À partir de la fin de janvier, le rythme des nouveaux cas se ralentit. L'épidémie sera restée strictement hospitalière, avec un bilan définitif de 73 cas répertoriés, dont 16 décès. Mais le personnel des pavillons 10 (cas confirmés), 8 (cas douteux) et 6 (convalescents) restera consigné pendant plusieurs semaines encore. Les malades n'ont pas le droit de recevoir de visites. Les médecins seuls disposent de la liberté d'aller et venir. La réouverture se fera en partie le 13 avril, après désinfection complète et réfection des peintures et des literies. Elle ne sera totale que le 20 mai, par décision du ministre de la Santé, Bernard Lafay.

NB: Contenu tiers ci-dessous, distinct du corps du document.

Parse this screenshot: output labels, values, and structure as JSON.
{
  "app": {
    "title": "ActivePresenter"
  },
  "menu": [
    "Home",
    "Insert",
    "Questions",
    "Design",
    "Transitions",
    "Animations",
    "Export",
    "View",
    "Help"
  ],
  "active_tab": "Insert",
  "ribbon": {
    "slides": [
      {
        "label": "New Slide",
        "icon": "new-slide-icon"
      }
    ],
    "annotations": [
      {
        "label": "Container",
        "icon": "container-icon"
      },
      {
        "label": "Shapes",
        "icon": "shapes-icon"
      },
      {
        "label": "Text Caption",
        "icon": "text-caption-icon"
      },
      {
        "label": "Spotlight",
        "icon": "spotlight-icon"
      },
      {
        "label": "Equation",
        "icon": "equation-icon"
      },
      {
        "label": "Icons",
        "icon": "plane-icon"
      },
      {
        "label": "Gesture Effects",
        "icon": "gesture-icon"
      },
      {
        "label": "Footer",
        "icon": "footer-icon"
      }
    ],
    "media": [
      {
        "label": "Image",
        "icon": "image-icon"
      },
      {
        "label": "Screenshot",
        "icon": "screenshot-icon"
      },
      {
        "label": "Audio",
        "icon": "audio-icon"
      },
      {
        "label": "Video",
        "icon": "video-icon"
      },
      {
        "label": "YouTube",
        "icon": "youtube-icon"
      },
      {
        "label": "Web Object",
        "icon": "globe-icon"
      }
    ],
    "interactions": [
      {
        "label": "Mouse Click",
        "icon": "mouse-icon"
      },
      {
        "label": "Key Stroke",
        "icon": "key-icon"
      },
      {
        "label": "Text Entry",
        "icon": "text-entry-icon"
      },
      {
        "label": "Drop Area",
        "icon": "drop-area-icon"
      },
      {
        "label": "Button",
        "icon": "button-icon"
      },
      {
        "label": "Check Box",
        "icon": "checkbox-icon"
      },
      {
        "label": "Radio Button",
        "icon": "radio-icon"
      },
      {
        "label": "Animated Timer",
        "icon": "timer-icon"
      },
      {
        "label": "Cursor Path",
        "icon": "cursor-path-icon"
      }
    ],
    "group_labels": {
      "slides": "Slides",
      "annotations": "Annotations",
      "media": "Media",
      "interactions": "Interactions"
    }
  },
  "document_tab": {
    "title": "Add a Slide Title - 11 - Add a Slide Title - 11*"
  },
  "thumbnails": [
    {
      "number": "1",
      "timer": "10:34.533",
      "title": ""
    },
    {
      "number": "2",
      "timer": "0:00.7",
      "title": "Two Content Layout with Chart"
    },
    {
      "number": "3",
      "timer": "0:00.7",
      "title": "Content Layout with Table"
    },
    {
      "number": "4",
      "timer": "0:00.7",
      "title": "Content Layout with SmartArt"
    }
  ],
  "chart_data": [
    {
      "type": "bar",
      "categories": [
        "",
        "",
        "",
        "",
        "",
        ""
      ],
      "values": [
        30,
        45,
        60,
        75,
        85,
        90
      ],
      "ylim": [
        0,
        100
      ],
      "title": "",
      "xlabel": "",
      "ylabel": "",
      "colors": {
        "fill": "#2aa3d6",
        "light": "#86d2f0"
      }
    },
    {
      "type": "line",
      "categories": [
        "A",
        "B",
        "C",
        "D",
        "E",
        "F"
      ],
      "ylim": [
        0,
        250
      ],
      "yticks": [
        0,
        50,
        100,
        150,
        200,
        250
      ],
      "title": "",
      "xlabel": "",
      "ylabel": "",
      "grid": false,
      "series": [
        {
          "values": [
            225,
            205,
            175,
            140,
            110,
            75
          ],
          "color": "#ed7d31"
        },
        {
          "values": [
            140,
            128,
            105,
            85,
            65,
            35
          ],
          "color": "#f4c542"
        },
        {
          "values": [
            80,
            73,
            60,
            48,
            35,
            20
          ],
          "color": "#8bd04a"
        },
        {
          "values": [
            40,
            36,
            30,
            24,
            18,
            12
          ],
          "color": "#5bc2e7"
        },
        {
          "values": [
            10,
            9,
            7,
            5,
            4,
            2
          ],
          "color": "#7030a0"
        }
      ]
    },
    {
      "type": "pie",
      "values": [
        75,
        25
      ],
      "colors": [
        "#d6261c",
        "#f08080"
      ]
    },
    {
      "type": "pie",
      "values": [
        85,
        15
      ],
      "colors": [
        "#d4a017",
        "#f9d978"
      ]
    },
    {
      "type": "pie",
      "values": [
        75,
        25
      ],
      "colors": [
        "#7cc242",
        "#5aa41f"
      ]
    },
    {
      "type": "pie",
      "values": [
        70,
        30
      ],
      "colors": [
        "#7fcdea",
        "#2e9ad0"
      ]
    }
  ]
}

C'est cette épopée épidémiologique que raconte sur le mode d'une aventure exceptionnelle l'exposition présentée jusqu'au 12 mars dans l'enceinte hospitalière « Il y a 50 ans, la variole à Vannes ». Son principal maître-d'œuvre, le Dr Hubert Journel, successeur du Dr Cadoret, membre de la Société française d'histoire de la médecine, a tenu à rendre hommage à ses prédécesseurs, à ses yeux injustement critiqués. « Avec les Drs Yves Poinsignon et Yves Cano, nous avons voulu témoigner du travail admirable de cette équipe de médecins et de soignants confrontée à un contexte d'extrême contagiosité. Il n'est pas dit qu'une équipe d'infectiologues d'aujourd'hui aurait fait mieux qu'eux. »
« L'épidémie de Vannes, cinquante ans après, souligne le praticien hospitalier-historien, fait froid dans le dos ; elle permet de réaliser qu'un gamin qui va simplement respirer dans un bâtiment peut y contaminer tout le monde de manière quasi instantanée.On mesure alors combien les préoccupations actuelles autour des risques de bioterrorisme sont justifiées. »
Les experts ont compris l'enjeu pédagogique de l'épidémie de Vannes ; après le Pr Michel Roussey (CHU de Rennes), venu faire une conférence sur les vaccins, c'est le Pr François Bricaire, chef du service des maladies infectieuses de la Pitié, qui est attendu le 3 mars à Vannes pour évoquer les urgences du bioterrorisme.
Le virus était-il dans le pyjama ?
Le Dr Cadoret a remonté la filière épidémique à partir du premier cas repéré, celui du petit Daniel. Le père du nourrisson, sergent parachutiste dans l'armée française, était en service au Vietnam lorsqu'il fut hospitalisé à l'hôpital Roques de Saigon, où avaient été admis des cas de variole. Vacciné dès son entrée, il aurait cependant déclaré une forme de variole fruste anéruptive. La légende veut que, de retour dans sa famille à Vannes, il aurait transporté le virus dans trois pyjamas de soie à dragons qu'il avait achetés dans les souks de Saigon.